Consultants: sediment releases, not creek flow, drive summer phosphorus spikes at Weiser Lake

Consultants presenting to Whatcom County said data collected from May 2023 through mid‑April 2024 indicate that Weiser Lake’s summer spikes in phosphorus are driven mainly by internal loading — phosphorus released from the lake’s sediments — rather than by inflow from Cougar Creek.

The finding matters because high phosphorus concentrations feed algal and cyanobacterial blooms, which can reduce water clarity, release odors and toxins, and affect recreational use. The consultant team said the lake’s summer total phosphorus is many times higher than the roughly 20 micrograms per liter target commonly used to limit nuisance algae.

Mark Rosenkrantz, a consultant with Aquatic Insight, described monitoring at two stations — WL1 (West Basin, shallow) and WL2 (East Basin, deeper) — and at the inlet stream. He said orthophosphorus (the immediately bioavailable form) and total phosphorus both rose in the lake during the summer months while phosphorus in the creek remained comparatively low. “Most of the phosphorus is coming from the sediment. Most of the nitrogen is coming from the watershed,” Rosenkrantz said.

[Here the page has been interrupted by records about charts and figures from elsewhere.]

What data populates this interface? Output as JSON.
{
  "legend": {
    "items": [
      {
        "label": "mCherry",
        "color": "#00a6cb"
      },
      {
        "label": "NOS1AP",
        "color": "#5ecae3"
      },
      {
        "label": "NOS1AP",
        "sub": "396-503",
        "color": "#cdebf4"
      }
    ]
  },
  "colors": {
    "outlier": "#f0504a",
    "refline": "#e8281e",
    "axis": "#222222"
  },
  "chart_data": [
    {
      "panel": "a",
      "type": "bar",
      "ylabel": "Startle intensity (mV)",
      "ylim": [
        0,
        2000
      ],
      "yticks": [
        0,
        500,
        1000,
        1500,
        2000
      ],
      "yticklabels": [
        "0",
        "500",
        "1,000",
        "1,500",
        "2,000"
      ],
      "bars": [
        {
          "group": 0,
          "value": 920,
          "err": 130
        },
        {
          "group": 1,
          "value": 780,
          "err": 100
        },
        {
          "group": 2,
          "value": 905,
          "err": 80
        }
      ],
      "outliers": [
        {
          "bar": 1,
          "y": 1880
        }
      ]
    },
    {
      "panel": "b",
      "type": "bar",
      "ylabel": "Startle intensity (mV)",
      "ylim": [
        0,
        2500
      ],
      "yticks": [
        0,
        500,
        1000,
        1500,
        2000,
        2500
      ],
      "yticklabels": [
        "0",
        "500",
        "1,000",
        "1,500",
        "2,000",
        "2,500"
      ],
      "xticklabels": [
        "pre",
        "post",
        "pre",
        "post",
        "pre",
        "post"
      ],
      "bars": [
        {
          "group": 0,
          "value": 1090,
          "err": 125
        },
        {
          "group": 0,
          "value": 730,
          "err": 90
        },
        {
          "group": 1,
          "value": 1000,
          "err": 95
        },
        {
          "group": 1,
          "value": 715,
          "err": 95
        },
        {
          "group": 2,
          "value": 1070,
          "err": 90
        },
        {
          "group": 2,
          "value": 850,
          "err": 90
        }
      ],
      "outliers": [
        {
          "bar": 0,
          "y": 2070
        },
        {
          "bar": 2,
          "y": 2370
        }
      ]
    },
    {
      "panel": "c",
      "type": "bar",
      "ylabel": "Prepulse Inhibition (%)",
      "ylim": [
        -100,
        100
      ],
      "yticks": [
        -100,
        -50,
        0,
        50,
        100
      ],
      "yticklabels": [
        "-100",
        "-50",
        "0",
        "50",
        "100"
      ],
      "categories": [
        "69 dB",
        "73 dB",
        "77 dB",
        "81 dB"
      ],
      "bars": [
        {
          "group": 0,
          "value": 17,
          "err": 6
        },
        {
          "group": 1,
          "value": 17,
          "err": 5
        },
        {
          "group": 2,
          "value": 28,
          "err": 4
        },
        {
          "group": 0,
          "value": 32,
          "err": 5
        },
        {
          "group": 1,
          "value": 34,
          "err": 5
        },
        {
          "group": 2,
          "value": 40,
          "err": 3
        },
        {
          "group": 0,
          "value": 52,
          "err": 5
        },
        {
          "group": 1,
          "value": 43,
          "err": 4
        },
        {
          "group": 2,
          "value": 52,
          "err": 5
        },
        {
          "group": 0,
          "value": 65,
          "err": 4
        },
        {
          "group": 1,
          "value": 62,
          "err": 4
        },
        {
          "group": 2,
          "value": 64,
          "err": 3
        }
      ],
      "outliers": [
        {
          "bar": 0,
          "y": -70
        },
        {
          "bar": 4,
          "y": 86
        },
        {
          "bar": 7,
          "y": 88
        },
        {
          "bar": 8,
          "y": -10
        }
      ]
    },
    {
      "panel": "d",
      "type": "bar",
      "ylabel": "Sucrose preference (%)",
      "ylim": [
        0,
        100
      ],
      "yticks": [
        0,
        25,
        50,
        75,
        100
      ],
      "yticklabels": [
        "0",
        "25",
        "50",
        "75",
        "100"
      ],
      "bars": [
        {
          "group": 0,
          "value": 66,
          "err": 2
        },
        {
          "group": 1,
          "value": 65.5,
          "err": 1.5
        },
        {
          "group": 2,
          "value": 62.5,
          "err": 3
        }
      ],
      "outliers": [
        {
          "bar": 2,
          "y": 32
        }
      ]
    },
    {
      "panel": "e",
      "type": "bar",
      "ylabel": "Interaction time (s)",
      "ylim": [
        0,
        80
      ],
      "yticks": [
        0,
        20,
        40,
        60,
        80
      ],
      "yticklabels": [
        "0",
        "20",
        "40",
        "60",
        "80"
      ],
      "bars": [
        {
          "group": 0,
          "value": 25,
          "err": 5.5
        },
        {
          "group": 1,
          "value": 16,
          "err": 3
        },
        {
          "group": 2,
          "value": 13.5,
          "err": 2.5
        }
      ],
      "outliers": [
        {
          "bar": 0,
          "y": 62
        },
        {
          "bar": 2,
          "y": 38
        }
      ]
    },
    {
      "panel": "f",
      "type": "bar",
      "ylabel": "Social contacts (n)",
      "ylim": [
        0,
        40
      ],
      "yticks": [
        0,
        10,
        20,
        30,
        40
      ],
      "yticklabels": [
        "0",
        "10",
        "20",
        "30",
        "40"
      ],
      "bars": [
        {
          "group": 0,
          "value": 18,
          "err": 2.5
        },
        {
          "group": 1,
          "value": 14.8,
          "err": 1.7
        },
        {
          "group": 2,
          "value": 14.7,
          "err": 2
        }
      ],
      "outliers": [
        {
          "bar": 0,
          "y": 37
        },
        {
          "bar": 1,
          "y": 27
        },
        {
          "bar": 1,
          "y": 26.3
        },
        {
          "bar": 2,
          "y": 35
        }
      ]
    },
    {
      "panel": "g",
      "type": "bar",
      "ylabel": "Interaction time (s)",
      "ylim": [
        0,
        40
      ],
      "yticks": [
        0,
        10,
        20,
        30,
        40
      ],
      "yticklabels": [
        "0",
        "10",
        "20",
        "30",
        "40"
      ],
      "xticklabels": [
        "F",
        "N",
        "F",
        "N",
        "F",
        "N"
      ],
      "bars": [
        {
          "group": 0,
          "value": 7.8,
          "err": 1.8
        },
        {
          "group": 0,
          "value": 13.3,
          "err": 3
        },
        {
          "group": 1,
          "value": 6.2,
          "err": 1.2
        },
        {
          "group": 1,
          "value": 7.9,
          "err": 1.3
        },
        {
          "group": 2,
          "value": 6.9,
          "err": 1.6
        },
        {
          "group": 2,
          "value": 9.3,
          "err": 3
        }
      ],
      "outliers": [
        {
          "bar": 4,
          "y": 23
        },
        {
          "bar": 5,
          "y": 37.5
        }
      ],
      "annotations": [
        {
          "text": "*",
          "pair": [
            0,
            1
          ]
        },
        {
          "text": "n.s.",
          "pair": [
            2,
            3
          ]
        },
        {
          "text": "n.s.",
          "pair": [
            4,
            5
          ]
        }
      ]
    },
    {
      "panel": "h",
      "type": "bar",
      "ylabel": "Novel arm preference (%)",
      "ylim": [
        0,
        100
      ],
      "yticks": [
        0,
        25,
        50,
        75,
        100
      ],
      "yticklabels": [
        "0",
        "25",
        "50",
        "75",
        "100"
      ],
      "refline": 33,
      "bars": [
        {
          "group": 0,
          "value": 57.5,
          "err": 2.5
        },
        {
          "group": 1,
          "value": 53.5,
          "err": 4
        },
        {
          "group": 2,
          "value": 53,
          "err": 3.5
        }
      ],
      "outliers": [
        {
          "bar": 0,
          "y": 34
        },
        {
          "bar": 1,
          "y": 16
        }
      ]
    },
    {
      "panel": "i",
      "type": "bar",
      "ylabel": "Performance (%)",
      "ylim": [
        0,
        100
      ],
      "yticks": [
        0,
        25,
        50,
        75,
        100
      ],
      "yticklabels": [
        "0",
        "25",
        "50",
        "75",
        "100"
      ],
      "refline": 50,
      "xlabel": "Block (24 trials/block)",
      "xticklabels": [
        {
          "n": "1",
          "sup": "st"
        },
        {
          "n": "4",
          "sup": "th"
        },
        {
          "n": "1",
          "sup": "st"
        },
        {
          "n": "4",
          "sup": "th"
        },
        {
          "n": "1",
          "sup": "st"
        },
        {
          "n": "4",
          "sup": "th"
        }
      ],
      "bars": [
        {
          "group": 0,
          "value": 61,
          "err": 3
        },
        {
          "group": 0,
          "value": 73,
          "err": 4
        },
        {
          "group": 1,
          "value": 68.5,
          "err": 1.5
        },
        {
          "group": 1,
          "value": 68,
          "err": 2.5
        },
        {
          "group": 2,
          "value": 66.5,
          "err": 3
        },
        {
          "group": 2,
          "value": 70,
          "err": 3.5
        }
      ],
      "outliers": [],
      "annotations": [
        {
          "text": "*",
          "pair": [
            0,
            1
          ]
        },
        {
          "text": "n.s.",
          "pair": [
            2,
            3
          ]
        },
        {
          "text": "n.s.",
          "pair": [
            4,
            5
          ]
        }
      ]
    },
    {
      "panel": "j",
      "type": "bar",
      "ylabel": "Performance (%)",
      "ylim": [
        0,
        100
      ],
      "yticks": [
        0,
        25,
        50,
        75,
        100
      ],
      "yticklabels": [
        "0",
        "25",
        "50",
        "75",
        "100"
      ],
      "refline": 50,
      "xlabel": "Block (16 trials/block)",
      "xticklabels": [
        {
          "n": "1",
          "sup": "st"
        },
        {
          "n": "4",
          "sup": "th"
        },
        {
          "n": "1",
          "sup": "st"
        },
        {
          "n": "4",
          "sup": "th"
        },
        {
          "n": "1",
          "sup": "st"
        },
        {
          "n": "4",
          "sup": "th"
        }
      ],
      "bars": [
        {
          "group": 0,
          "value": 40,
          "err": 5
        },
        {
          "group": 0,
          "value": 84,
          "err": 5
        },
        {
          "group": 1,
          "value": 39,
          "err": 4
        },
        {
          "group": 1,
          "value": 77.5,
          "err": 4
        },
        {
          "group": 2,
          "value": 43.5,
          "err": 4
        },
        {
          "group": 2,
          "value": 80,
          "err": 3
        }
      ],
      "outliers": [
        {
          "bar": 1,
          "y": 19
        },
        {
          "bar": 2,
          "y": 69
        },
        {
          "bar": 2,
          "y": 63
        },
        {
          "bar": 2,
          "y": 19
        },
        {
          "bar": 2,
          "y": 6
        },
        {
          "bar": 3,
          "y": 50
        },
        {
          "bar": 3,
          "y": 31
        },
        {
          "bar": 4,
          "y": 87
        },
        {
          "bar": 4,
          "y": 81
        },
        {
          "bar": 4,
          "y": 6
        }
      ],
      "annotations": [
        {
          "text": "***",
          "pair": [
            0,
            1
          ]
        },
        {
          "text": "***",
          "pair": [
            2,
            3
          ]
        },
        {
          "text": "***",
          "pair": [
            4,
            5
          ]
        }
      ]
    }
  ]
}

The team presented several lines of evidence: dissolved‑oxygen profiles collected during daytime sampling showed oxygen declines near the bottom even when daytime temperatures appeared well mixed; sediment cores sliced at 5‑centimeter intervals down to 30 cm showed substantial iron‑bound and organic phosphorus in the top layers; and orthophosphate concentrations increased in the lake in summer when streamflow was low. The consultants explained that iron‑bound phosphorus can be released to the water column under anoxic (low‑oxygen) sediment conditions and that high pH from photosynthetic activity can free phosphorus bound to aluminum.

Nitrogen behaved differently: nitrate and total nitrogen concentrations in the creek exceeded lake values in winter and increased with winter flow, indicating the watershed is the dominant annual nitrogen source. Consultants noted the lake’s summertime nitrogen:phosphorus ratio often fell below the roughly 16:1 stoichiometric ratio for non‑nitrogen‑fixing algae; that imbalance likely favored nitrogen‑fixing cyanobacteria observed in the samples.

The consultants identified cyanobacteria dominated by a filamentous, nitrogen‑fixing taxon recorded in the samples (transcribed in the meeting as “Anabena…”). They also showed sensor and laboratory measures (chlorophyll and phycocyanin) that tracked cyanobacterial activity, including a notable October onset of cyanobacteria in one basin.

The presenters cautioned that daytime profiles can mask nocturnal oxygen depletion: daytime wind mixing can temporarily reoxygenate deeper water, while calm nights allow bottom oxygen to fall and release phosphorus. They recommended continued, targeted monitoring (including overnight dissolved‑oxygen profiles and more spatial coverage) to quantify how frequently and where sediments become anoxic and to refine management choices.

No formal decisions or funding approvals were made during the meeting; the presentation and Q&A were informational and followed by a public comment period on the draft Lake and Catchment Management Plan.